Time. A simple unit of measure, yet it is so much more to us on Ocean Classroom. To us, 10:00 pm does not exist, it’s 2200. To us the word minute does not just mean minutes in an hour, it also means minutes in a degree. A minute to us also means a single nautical mile on the latitude scale. Our day is not scheduled out in classes, what we are going to learn, and when we are going to do certain things. To us, all we know is when watch starts and ends, and that we have two classes at 1000 and 1400.
During watch anything can happen. You might have 30 minutes of idle time, or you might be out on the head rigging putting a miter furl on the jib tops’l. Still, to us, time is measured by the events taking place, not by what your wristwatch says.
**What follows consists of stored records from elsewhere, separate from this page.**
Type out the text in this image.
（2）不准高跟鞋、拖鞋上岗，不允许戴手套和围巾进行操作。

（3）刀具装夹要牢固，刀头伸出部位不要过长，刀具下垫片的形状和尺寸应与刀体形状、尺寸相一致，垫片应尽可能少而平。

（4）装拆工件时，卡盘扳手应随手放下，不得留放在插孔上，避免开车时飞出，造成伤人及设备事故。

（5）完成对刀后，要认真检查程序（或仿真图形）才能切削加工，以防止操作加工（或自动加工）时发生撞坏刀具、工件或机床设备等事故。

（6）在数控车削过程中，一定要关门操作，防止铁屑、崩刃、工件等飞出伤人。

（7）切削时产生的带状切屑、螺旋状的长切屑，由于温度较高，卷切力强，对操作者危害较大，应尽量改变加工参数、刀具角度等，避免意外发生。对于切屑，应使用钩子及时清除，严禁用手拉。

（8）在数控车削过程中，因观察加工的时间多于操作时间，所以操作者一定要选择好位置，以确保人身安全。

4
We have no need for it, the only thing we need to know is when we take the helm, stand bow watch, due a boat check and when it is “time” to rotate duties. Although being on time is immeasurably important, if you asked us what day it was, it is guaranteed the majority could not tell you.
At mountain classroom, before we left for Ocean, our literature teacher said “One day on land equals three days at sea.” Such a true statement. Our days are long, broken up by random hours of sleep, when you spend more then two days at sea everything meshes together. Right now I am approaching my eighth day at sea heading towards the Dominican Republic and I just learned today what day of the week it actually is. Truly, it is a strange feeling, it almost feels like life is simpler without the complexity of dates, times and long schedules. It lets you think more clearly and enjoy that once in a lifetime sunset while perched high aloft on the foremast.